If a cause is properly in the Court of Chancery, we find no right to exist in either party to the litigation to say that a fact necessary to be determined in the course of the proceeding, although it may be said to be a subject for cognizance in a Court of Law before a jury, cannot also be determined in equity without the intervention of a jury.

*262 Once jurisdiction of the subject matter has been properly ascertained equity will proceed to determine all facts essential to a decree, except the determination of facts necessary to adjudicate the legal title to land. To construe the second clause of Paragraph 2 of Section 4367 otherwise would be to render it an infringement upon the inherent jurisdiction of the Court of Equity.

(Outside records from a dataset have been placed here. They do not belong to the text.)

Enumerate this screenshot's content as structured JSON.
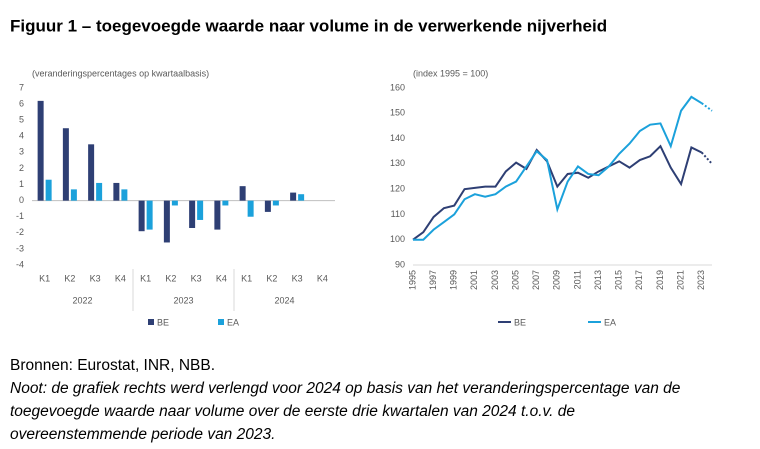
{
  "title": "Figuur 1 – toegevoegde waarde naar volume in de verwerkende nijverheid",
  "chart_data": [
    {
      "type": "bar",
      "axis_label": "(veranderingspercentages op kwartaalbasis)",
      "categories": [
        "K1",
        "K2",
        "K3",
        "K4",
        "K1",
        "K2",
        "K3",
        "K4",
        "K1",
        "K2",
        "K3",
        "K4"
      ],
      "groups": [
        "2022",
        "2023",
        "2024"
      ],
      "series": [
        {
          "name": "BE",
          "color": "#2e3f74",
          "values": [
            6.2,
            4.5,
            3.5,
            1.1,
            -1.9,
            -2.6,
            -1.7,
            -1.8,
            0.9,
            -0.7,
            0.5,
            null
          ]
        },
        {
          "name": "EA",
          "color": "#1ba1db",
          "values": [
            1.3,
            0.7,
            1.1,
            0.7,
            -1.8,
            -0.3,
            -1.2,
            -0.3,
            -1.0,
            -0.3,
            0.4,
            null
          ]
        }
      ],
      "ylim": [
        -4,
        7
      ],
      "yticks": [
        -4,
        -3,
        -2,
        -1,
        0,
        1,
        2,
        3,
        4,
        5,
        6,
        7
      ],
      "legend": "bottom"
    },
    {
      "type": "line",
      "axis_label": "(index 1995 = 100)",
      "x": [
        1995,
        1996,
        1997,
        1998,
        1999,
        2000,
        2001,
        2002,
        2003,
        2004,
        2005,
        2006,
        2007,
        2008,
        2009,
        2010,
        2011,
        2012,
        2013,
        2014,
        2015,
        2016,
        2017,
        2018,
        2019,
        2020,
        2021,
        2022,
        2023,
        2024
      ],
      "series": [
        {
          "name": "BE",
          "color": "#2e3f74",
          "values": [
            100,
            103,
            109,
            112.5,
            113.5,
            120,
            120.5,
            121,
            121,
            127,
            130.5,
            128,
            135.5,
            131,
            121,
            126,
            126.5,
            124.5,
            127,
            129,
            131,
            128.5,
            131.5,
            133,
            137,
            128.5,
            122,
            136.5,
            134.5,
            130
          ]
        },
        {
          "name": "EA",
          "color": "#1ba1db",
          "values": [
            100,
            100,
            104,
            107,
            110,
            116,
            118,
            117,
            118,
            121,
            123,
            129,
            135,
            131.5,
            112,
            123,
            129,
            126,
            125.5,
            129,
            134,
            138,
            143,
            145.5,
            146,
            137,
            151,
            156.5,
            154,
            151
          ]
        }
      ],
      "projection_start": 2023,
      "xlim": [
        1995,
        2024
      ],
      "xticks": [
        1995,
        1997,
        1999,
        2001,
        2003,
        2005,
        2007,
        2009,
        2011,
        2013,
        2015,
        2017,
        2019,
        2021,
        2023
      ],
      "ylim": [
        90,
        160
      ],
      "yticks": [
        90,
        100,
        110,
        120,
        130,
        140,
        150,
        160
      ],
      "legend": "bottom"
    }
  ],
  "source": "Bronnen: Eurostat, INR, NBB.",
  "note": [
    "Noot: de grafiek rechts werd verlengd voor 2024 op basis van het veranderingspercentage van de",
    "toegevoegde waarde naar volume over de eerste drie kwartalen van 2024 t.o.v. de",
    "overeenstemmende periode van 2023."
  ]
}
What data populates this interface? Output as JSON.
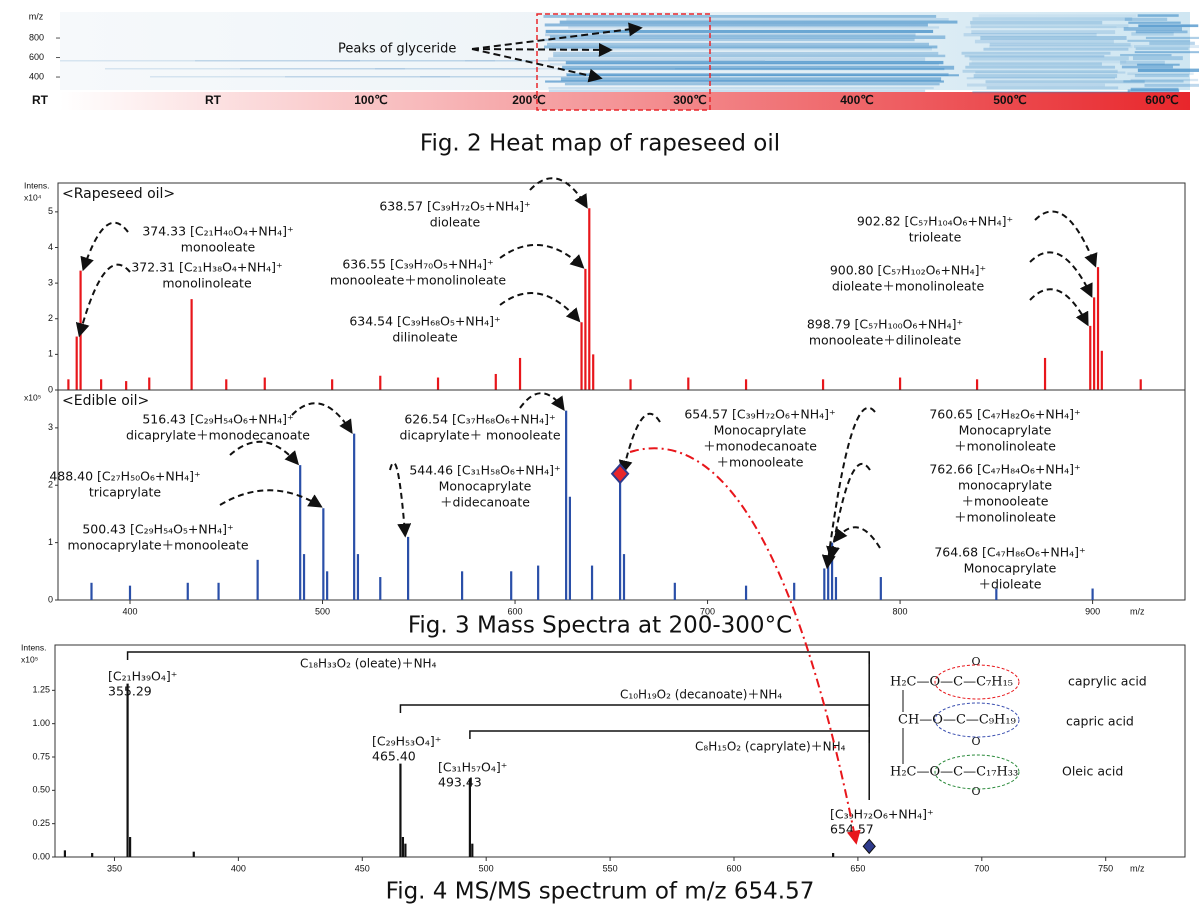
{
  "chart_data": [
    {
      "type": "heatmap",
      "ylabel": "m/z",
      "ylim": [
        267,
        1067
      ],
      "yticks": [
        400,
        600,
        800
      ],
      "categories": [
        "RT",
        "RT",
        "100℃",
        "200℃",
        "300℃",
        "400℃",
        "500℃",
        "600℃"
      ],
      "annotation": "Peaks of glyceride",
      "caption": "Fig. 2 Heat map of rapeseed oil"
    },
    {
      "type": "spectrum",
      "title": "<Rapeseed oil>",
      "ylabel": "Intens.",
      "scale": "x10⁴",
      "color": "#e8161b",
      "xlim": [
        362.6,
        948
      ],
      "ylim": [
        0,
        5.81
      ],
      "yticks": [
        0,
        1,
        2,
        3,
        4,
        5
      ],
      "x": [
        368.0,
        372.31,
        374.33,
        385,
        398,
        410,
        432.0,
        450,
        470,
        505,
        530,
        560,
        590,
        602.6,
        634.54,
        636.55,
        638.57,
        640.6,
        660,
        690,
        720,
        760,
        800,
        840,
        875.3,
        898.79,
        900.8,
        902.82,
        904.8,
        925
      ],
      "values": [
        0.3,
        1.5,
        3.35,
        0.3,
        0.25,
        0.35,
        2.55,
        0.3,
        0.35,
        0.3,
        0.4,
        0.35,
        0.45,
        0.9,
        1.9,
        3.4,
        5.1,
        1.0,
        0.3,
        0.35,
        0.3,
        0.3,
        0.35,
        0.3,
        0.9,
        1.8,
        2.6,
        3.45,
        1.1,
        0.3
      ],
      "annotations": [
        [
          "374.33 [C₂₁H₄₀O₄+NH₄]⁺",
          "monooleate"
        ],
        [
          "372.31 [C₂₁H₃₈O₄+NH₄]⁺",
          "monolinoleate"
        ],
        [
          "638.57 [C₃₉H₇₂O₅+NH₄]⁺",
          "dioleate"
        ],
        [
          "636.55 [C₃₉H₇₀O₅+NH₄]⁺",
          "monooleate＋monolinoleate"
        ],
        [
          "634.54 [C₃₉H₆₈O₅+NH₄]⁺",
          "dilinoleate"
        ],
        [
          "902.82 [C₅₇H₁₀₄O₆+NH₄]⁺",
          "trioleate"
        ],
        [
          "900.80 [C₅₇H₁₀₂O₆+NH₄]⁺",
          "dioleate＋monolinoleate"
        ],
        [
          "898.79 [C₅₇H₁₀₀O₆+NH₄]⁺",
          "monooleate＋dilinoleate"
        ]
      ]
    },
    {
      "type": "spectrum",
      "title": "<Edible oil>",
      "scale": "x10⁵",
      "color": "#2a4fa8",
      "xlabel": "m/z",
      "xlim": [
        362.6,
        948
      ],
      "ylim": [
        0,
        3.66
      ],
      "yticks": [
        0,
        1,
        2,
        3
      ],
      "xticks": [
        400,
        500,
        600,
        700,
        800,
        900
      ],
      "x": [
        380,
        400,
        430,
        446,
        466.3,
        488.4,
        490.4,
        500.43,
        502.4,
        516.43,
        518.4,
        530,
        544.46,
        572.5,
        598,
        612,
        626.54,
        628.5,
        640,
        654.57,
        656.6,
        683,
        720,
        745,
        760.65,
        762.66,
        764.68,
        766.7,
        790,
        850,
        900
      ],
      "values": [
        0.3,
        0.25,
        0.3,
        0.3,
        0.7,
        2.35,
        0.8,
        1.6,
        0.5,
        2.9,
        0.8,
        0.4,
        1.1,
        0.5,
        0.5,
        0.6,
        3.3,
        1.8,
        0.6,
        2.2,
        0.8,
        0.3,
        0.25,
        0.3,
        0.55,
        0.7,
        1.0,
        0.4,
        0.4,
        0.2,
        0.2
      ],
      "annotations": [
        [
          "516.43 [C₂₉H₅₄O₆+NH₄]⁺",
          "dicaprylate＋monodecanoate"
        ],
        [
          "488.40 [C₂₇H₅₀O₆+NH₄]⁺",
          "tricaprylate"
        ],
        [
          "500.43 [C₂₉H₅₄O₅+NH₄]⁺",
          "monocaprylate＋monooleate"
        ],
        [
          "626.54 [C₃₇H₆₈O₆+NH₄]⁺",
          "dicaprylate＋ monooleate"
        ],
        [
          "544.46 [C₃₁H₅₈O₆+NH₄]⁺",
          "Monocaprylate",
          "＋didecanoate"
        ],
        [
          "654.57 [C₃₉H₇₂O₆+NH₄]⁺",
          "Monocaprylate",
          "＋monodecanoate",
          "＋monooleate"
        ],
        [
          "760.65 [C₄₇H₈₂O₆+NH₄]⁺",
          "Monocaprylate",
          "＋monolinoleate"
        ],
        [
          "762.66 [C₄₇H₈₄O₆+NH₄]⁺",
          "monocaprylate",
          "＋monooleate",
          "＋monolinoleate"
        ],
        [
          "764.68 [C₄₇H₈₆O₆+NH₄]⁺",
          "Monocaprylate",
          "＋dioleate"
        ]
      ],
      "caption": "Fig. 3 Mass Spectra at 200-300°C"
    },
    {
      "type": "spectrum",
      "ylabel": "Intens.",
      "scale": "x10⁵",
      "color": "#111111",
      "xlabel": "m/z",
      "xlim": [
        326,
        782
      ],
      "ylim": [
        0,
        1.59
      ],
      "yticks": [
        {
          "value": 0,
          "label": "0.00"
        },
        {
          "value": 0.25,
          "label": "0.25"
        },
        {
          "value": 0.5,
          "label": "0.50"
        },
        {
          "value": 0.75,
          "label": "0.75"
        },
        {
          "value": 1.0,
          "label": "1.00"
        },
        {
          "value": 1.25,
          "label": "1.25"
        }
      ],
      "xticks": [
        350,
        400,
        450,
        500,
        550,
        600,
        650,
        700,
        750
      ],
      "x": [
        330,
        341,
        355.29,
        356.3,
        382,
        465.4,
        466.4,
        467.4,
        493.43,
        494.4,
        640
      ],
      "values": [
        0.05,
        0.03,
        1.3,
        0.15,
        0.04,
        0.7,
        0.15,
        0.1,
        0.59,
        0.1,
        0.03
      ],
      "peak_labels": [
        [
          "[C₂₁H₃₉O₄]⁺",
          "355.29"
        ],
        [
          "[C₂₉H₅₃O₄]⁺",
          "465.40"
        ],
        [
          "[C₃₁H₅₇O₄]⁺",
          "493.43"
        ],
        [
          "[C₃₉H₇₂O₆+NH₄]⁺",
          "654.57"
        ]
      ],
      "precursor": {
        "x": 654.57,
        "value": 0.08,
        "color": "#2e3a8c"
      },
      "fragments": [
        {
          "label": "C₁₈H₃₃O₂ (oleate)＋NH₄",
          "color": "#2a8a3a"
        },
        {
          "label": "C₁₀H₁₉O₂ (decanoate)＋NH₄",
          "color": "#3a4fb0"
        },
        {
          "label": "C₈H₁₅O₂ (caprylate)＋NH₄",
          "color": "#e8161b"
        }
      ],
      "structure": {
        "rows": [
          "H₂C—O—C—C₇H₁₅",
          "CH—O—C—C₉H₁₉",
          "H₂C—O—C—C₁₇H₃₃"
        ],
        "carbonyl": "O",
        "acids": [
          {
            "label": "caprylic acid",
            "color": "#e8161b"
          },
          {
            "label": "capric acid",
            "color": "#3a4fb0"
          },
          {
            "label": "Oleic acid",
            "color": "#2a8a3a"
          }
        ]
      },
      "caption": "Fig. 4 MS/MS spectrum of m/z 654.57"
    }
  ]
}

No question having been raised concerning the jurisdiction of the Court below over the subject matter, we conclude (1) that the respondent is not entitled as a matter of right to a trial by jury at the bar of the Superior Court with respect to the issues encompassed within her demand, and (2) that the refusal of the Chancellor to frame an issue to be tried by a jury was not arbitrary, but, rather, the exercise of a sound judicial discretion under the circumstances presented.

The decree as entered below is affirmed.

An order will be entered in accordance with this opinion.

PEARSON, J., did not enter into this opinion. He resigned as a member of this Court on December 22, 1949.